By Tiisetso Motsoeneng
JOHANNESBURG (Reuters) - President Jacob Zuma appointed Pravin Gordhan finance minister on Sunday, in a dramatic U-turn that gave South Africa its third finance chief in a week after a selling frenzy in the markets.
The shock announcement restoring Gordhan to the post sent the rand surging nearly five percent on Sunday evening. The low was 14.96 to the dollar.
Zuma sacked Nhlanhla Nene from the ministry late on Wednesday, sparking a wave of criticism and financial turmoil, and replaced him with the relatively unknown lawmaker David van Rooyen.
The removal of Nene, who was keen to rein in government spending in Africa's most industrialised economy, sent the rand currency to record lows, sparked a sell-off in bank stocks and sent yields in both local and dollar-denominated debt soaring.

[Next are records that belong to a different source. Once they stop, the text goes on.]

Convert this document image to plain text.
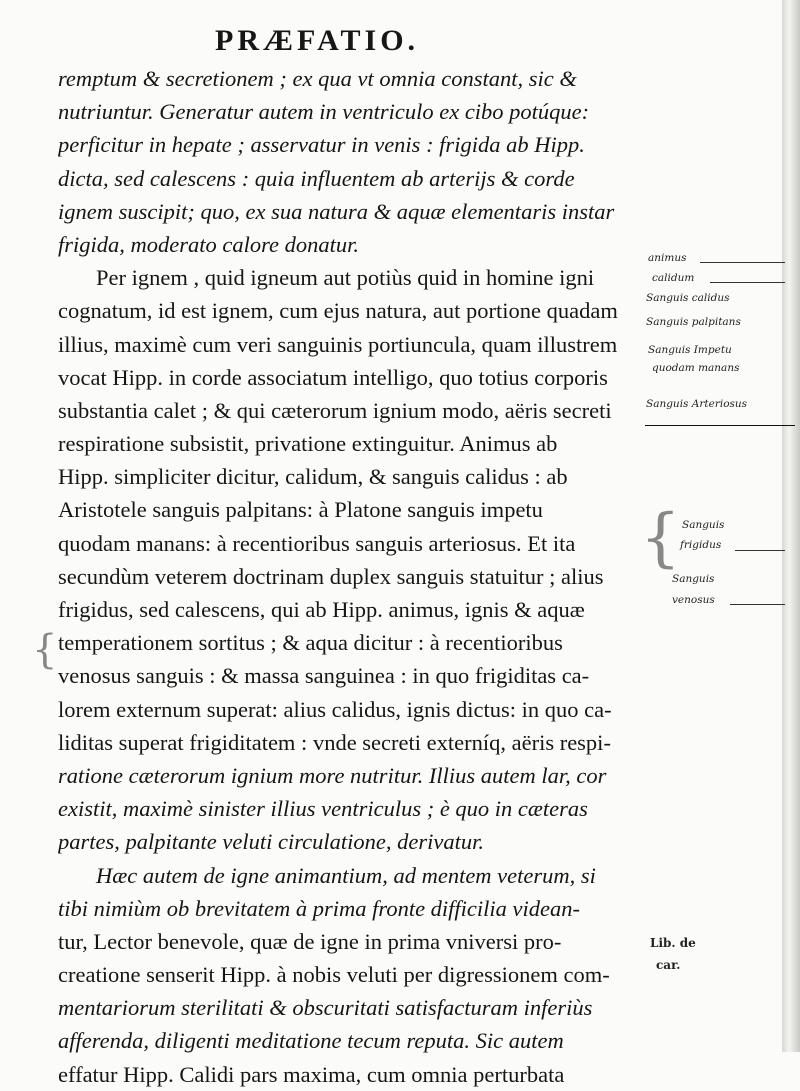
PRÆFATIO.
remptum & secretionem ; ex qua vt omnia constant, sic &
nutriuntur. Generatur autem in ventriculo ex cibo potúque:
perficitur in hepate ; asservatur in venis : frigida ab Hipp.
dicta, sed calescens : quia influentem ab arterijs & corde
ignem suscipit; quo, ex sua natura & aquæ elementaris instar
frigida, moderato calore donatur.
Per ignem , quid igneum aut potiùs quid in homine igni
cognatum, id est ignem, cum ejus natura, aut portione quadam
illius, maximè cum veri sanguinis portiuncula, quam illustrem
vocat Hipp. in corde associatum intelligo, quo totius corporis
substantia calet ; & qui cæterorum ignium modo, aëris secreti
respiratione subsistit, privatione extinguitur. Animus ab
Hipp. simpliciter dicitur, calidum, & sanguis calidus : ab
Aristotele sanguis palpitans: à Platone sanguis impetu
quodam manans: à recentioribus sanguis arteriosus. Et ita
secundùm veterem doctrinam duplex sanguis statuitur ; alius
frigidus, sed calescens, qui ab Hipp. animus, ignis & aquæ
temperationem sortitus ; & aqua dicitur : à recentioribus
venosus sanguis : & massa sanguinea : in quo frigiditas ca-
lorem externum superat: alius calidus, ignis dictus: in quo ca-
liditas superat frigiditatem : vnde secreti externíq, aëris respi-
ratione cæterorum ignium more nutritur. Illius autem lar, cor
existit, maximè sinister illius ventriculus ; è quo in cæteras
partes, palpitante veluti circulatione, derivatur.
Hæc autem de igne animantium, ad mentem veterum, si
tibi nimiùm ob brevitatem à prima fronte difficilia videan-
tur, Lector benevole, quæ de igne in prima vniversi pro-
creatione senserit Hipp. à nobis veluti per digressionem com-
mentariorum sterilitati & obscuritati satisfacturam inferiùs
afferenda, diligenti meditatione tecum reputa. Sic autem
effatur Hipp. Calidi pars maxima, cum omnia perturbata
animus
calidum
Sanguis calidus
Sanguis palpitans
Sanguis Impetu
quodam manans
Sanguis Arteriosus
{ Sanguis
frigidus
Sanguis
venosus
{
Lib. de
car.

The JSE All-share index .JALSH lost 169.6 billion rand ($10.68 billion) between Thursday and Friday.
"On the 9th of December 2015, I announced the appointment of a new Minister of Finance, Mr David van Rooyen," Sunday's statement from the presidency said.
"I have received many representations to reconsider my decision. As a democratic government, we emphasise the importance of listening to the people and to respond to their views."
The presidency statement said Gordhan's role would include "promoting and strengthening the fiscal discipline and prudence" and "working with the financial sector so that its stability is preserved".
It also called for "adherence to the set expenditure ceiling while maintaining a stable trajectory of our debt portfolio, as set out in the February 2015 Budget".
Speaking to Reuters shortly after news of his appointment broke, Gordhan said: "I'm not in the job yet. Not until I'm sworn in tomorrow morning at 10 a.m." local time (0800 GMT).
He said a news conference was scheduled for 1000 GMT on Monday after his swearing in.
Gordhan held the post of finance minister from 2009 to 2014, when he was replaced with Nene and moved to the post of minister for cooperative governance and traditional affairs.
The Sunday presidency statement said van Rooyen would become the new minister of cooperative governance and traditional affairs.
"Critics would say having a finance minister serving only two days doesn't bode well for the reputation of South Africa," said Mohammed Nalla, head of research at Nedbank Capital.
"International investors are probably thinking: why didn?t the president make a much more considered decision in the first place?"